Beaucoup auraient laissé tomber. L'idée lui a plus que traversé l'esprit. Elle a été verbalisée. Mais elle ne va pas lâcher. Une rencontre il y a un an et demi, avec le très expérimenté coach Joseph Germain, qui a notamment travaillé avec Mormeck ou Carlos Takam, va raviver la flamme pour de bon. "C’est une personne très précieuse, sourit la boxeuse de 31 ans (15-1 en carrière) au micro de RMC Sport. Je ressens sa confiance." Ironie de l'histoire, c'est finalement sa première défaite en pro, une décision unanime mais disputée en mai 2022 contre la Belge Delfine Persoon, ancienne championne du monde dans la catégorie supérieure, qui va enfin lui offrir sa chance mondiale.

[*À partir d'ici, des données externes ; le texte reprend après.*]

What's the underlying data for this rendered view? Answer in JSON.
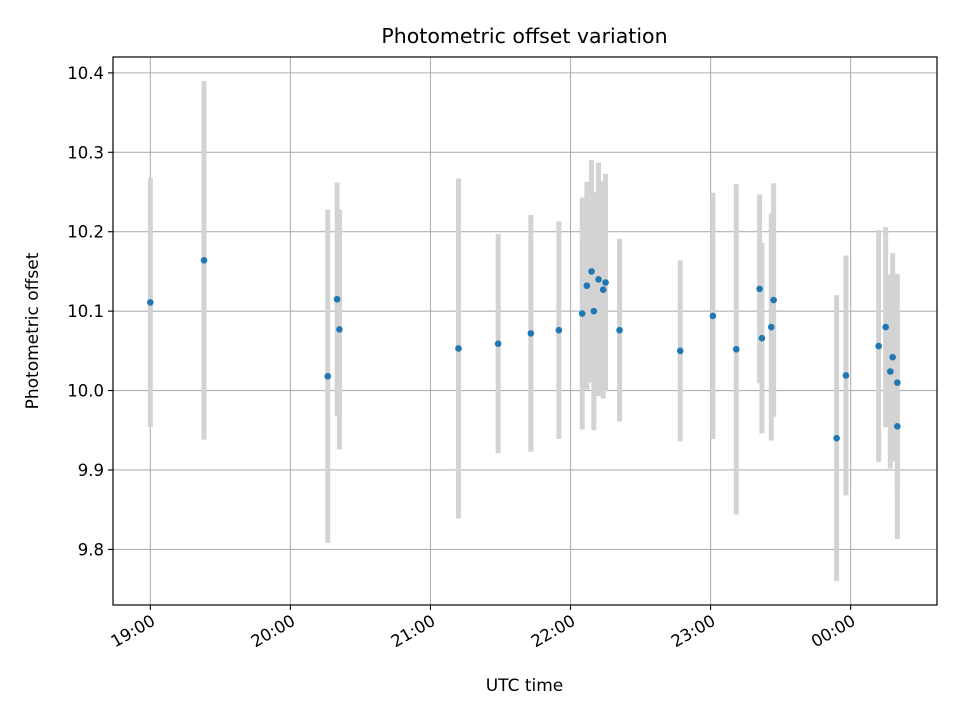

"Le challenge est haut mais je serai à la hauteur"
"Après ce combat, une manager américaine, Sarah Fina, m’a contactée, raconte Elhem Mekhaled. Elle avait adoré ma prestation et m’a proposé de signer avec elle. Je lui ai dit: 'Je veux un championnat du monde'. Elle a les contacts dans le monde de la boxe. Elle a tapé du poing sur la table pour me donner cette chance. C’est une chance mais aussi le combat de ma vie. J’attendais ce moment depuis très longtemps. C’est mon destin. Tout vient à point à qui sait attendre et c’est mon heure." Mise en confiance par sa prestation solide contre la réputée Persoon, portée par un gros travail depuis des années et un mental forgé par un père "qui (l)’a élevée seul" et lui a "appris à (s)e battre dans la vie", Mekhaled a conscience de la portée de la tâche qui se présente avec Alycia Baumgardner (28 ans, 13-1 en carrière), considérée comme la meilleure combattante de la catégorie depuis sa victoire en octobre sur Mikaela Mayer (qui avait avant cela battu la Française Maïva Hamadouche), et qu'il faut affronter à New York.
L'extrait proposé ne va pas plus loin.